Murray Klamkin, an American mathematician known worldwide as a prolific proposer of professionally challenging mathematical problems, once noted that formulating a problem well is often more difficult than solving it. Yet, despite the fact that generating problems to solve, conjecturing theorems to prove, and identifying situations to model are central to mathematical thinking and learning, historically, there has been little emphasis on these kinds of mathematical activities in school mathematics. In fact, research has revealed that widely used curriculum materials fail to incorporate problem posing in a substantial and consistent way, leaving teachers with sparse resources to enact this process.
To solve the problem of problem posing in school mathematics, mathematics education faculty in the Department of Mathematical Sciences proposed a 4-year longitudinal research project to the National Science Foundation. In March, 2021, Professors Jinfa Cai and Michelle Cirillo, along with Dr. Faith Muirhead from UD's Professional Development Center for Educators, were awarded $2.55M for the project: Supporting Teachers to Teach Mathematics through Problem Posing: An Early Stage Longitudinal Study. Dr. Stephen Hwang will serve as the Project Coordinator.
Problem posing refers to both the reformulation of given problems and the generation of novel problems. Theoretically, there are many benefits of engaging students in problem posing. For example, problem posing can foster students' positive mathematics identities and dispositions, as engaging in problem posing sparks curiosity, increases interest in mathematics, and develops agency by empowering and positioning students as explorers of mathematics. Second, engaging students in mathematical problem posing is a powerful approach to teaching and learning mathematics that fosters reasoning and sense-making. Third, through its flexibility, problem posing offers students of all abilities access to sense-making opportunities.
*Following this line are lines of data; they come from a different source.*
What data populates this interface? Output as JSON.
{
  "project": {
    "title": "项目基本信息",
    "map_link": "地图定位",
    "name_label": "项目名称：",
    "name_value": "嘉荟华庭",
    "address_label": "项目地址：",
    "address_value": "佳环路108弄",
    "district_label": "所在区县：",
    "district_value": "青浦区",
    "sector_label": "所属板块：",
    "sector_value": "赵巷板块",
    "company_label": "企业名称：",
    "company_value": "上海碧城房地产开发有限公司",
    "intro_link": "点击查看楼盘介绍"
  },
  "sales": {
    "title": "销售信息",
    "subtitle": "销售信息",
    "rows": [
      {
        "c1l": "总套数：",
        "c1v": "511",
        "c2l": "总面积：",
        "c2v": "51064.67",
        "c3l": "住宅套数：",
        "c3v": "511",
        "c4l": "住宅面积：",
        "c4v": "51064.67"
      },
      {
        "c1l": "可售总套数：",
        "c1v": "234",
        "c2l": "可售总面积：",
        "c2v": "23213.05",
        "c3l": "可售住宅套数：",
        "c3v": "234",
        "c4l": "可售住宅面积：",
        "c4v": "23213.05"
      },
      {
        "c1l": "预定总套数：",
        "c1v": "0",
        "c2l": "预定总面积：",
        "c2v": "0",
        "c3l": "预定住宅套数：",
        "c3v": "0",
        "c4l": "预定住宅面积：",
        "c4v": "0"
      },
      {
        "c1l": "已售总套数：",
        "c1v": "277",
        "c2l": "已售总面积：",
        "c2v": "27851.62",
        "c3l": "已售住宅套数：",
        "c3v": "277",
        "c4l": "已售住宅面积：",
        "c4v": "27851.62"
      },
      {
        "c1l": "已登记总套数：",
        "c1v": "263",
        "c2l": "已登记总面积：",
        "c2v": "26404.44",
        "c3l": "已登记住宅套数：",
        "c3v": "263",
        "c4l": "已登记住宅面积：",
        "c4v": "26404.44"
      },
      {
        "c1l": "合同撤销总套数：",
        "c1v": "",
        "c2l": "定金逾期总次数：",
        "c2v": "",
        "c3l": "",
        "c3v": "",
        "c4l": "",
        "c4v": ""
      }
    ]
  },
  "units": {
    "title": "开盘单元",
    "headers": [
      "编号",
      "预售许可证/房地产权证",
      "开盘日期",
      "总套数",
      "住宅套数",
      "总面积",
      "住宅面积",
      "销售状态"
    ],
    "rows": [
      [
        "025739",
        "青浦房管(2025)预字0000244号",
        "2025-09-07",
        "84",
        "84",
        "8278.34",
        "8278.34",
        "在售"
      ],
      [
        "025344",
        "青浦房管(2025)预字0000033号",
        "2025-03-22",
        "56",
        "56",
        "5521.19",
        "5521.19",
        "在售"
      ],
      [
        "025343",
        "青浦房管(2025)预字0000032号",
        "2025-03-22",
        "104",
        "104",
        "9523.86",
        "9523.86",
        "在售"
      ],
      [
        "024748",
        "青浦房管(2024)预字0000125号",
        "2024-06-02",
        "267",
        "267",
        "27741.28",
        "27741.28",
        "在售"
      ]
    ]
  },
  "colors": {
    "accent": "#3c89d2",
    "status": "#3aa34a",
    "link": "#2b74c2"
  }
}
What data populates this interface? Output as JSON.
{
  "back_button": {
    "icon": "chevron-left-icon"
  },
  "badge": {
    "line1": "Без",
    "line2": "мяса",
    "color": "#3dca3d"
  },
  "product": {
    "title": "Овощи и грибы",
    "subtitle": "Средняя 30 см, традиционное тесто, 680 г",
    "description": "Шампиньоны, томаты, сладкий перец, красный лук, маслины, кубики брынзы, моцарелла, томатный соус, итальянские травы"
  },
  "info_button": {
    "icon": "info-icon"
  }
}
Empirically, there is a need to generate longitudinal data confirming the promise of problem posing. There are two major goals of the project. The first goal is to support teachers to teach mathematics through engaging their students in mathematical problem posing (problem-posing-based learning, or P-PBL). The second goal of the project is to longitudinally investigate the promise of supporting teachers to teach with P-PBL with respect to teachers' instructional practice and students' learning. The team will collaborate with local middle school teachers to engage students in mathematical problem posing. Through the ongoing partnership, a networked improvement community of teachers and researchers will integrate problem posing into daily mathematics instruction and continuously improve the quality of P-PBL through iterative task and lesson design. A quasi-experimental design coupled with design-based research and improvement science will be used to understand how, when, and why P-PBL works.
The intellectual merit of this project is in its contribution to research on supporting teachers to teach mathematics through problem posing. The broader impact of the project is in the generation of 20-30 research-based P-PBL cases of high-quality, problem-posing based, middle school algebra lessons that include critical details about implementation of P-PBL and the "lessons learned" from the lesson development process. In particular, this project will generate valuable scientific research findings about teaching through problem posing for district administrators, mathematics teachers, teacher educators, professional development providers, and researchers, as well as curriculum developers and policy makers.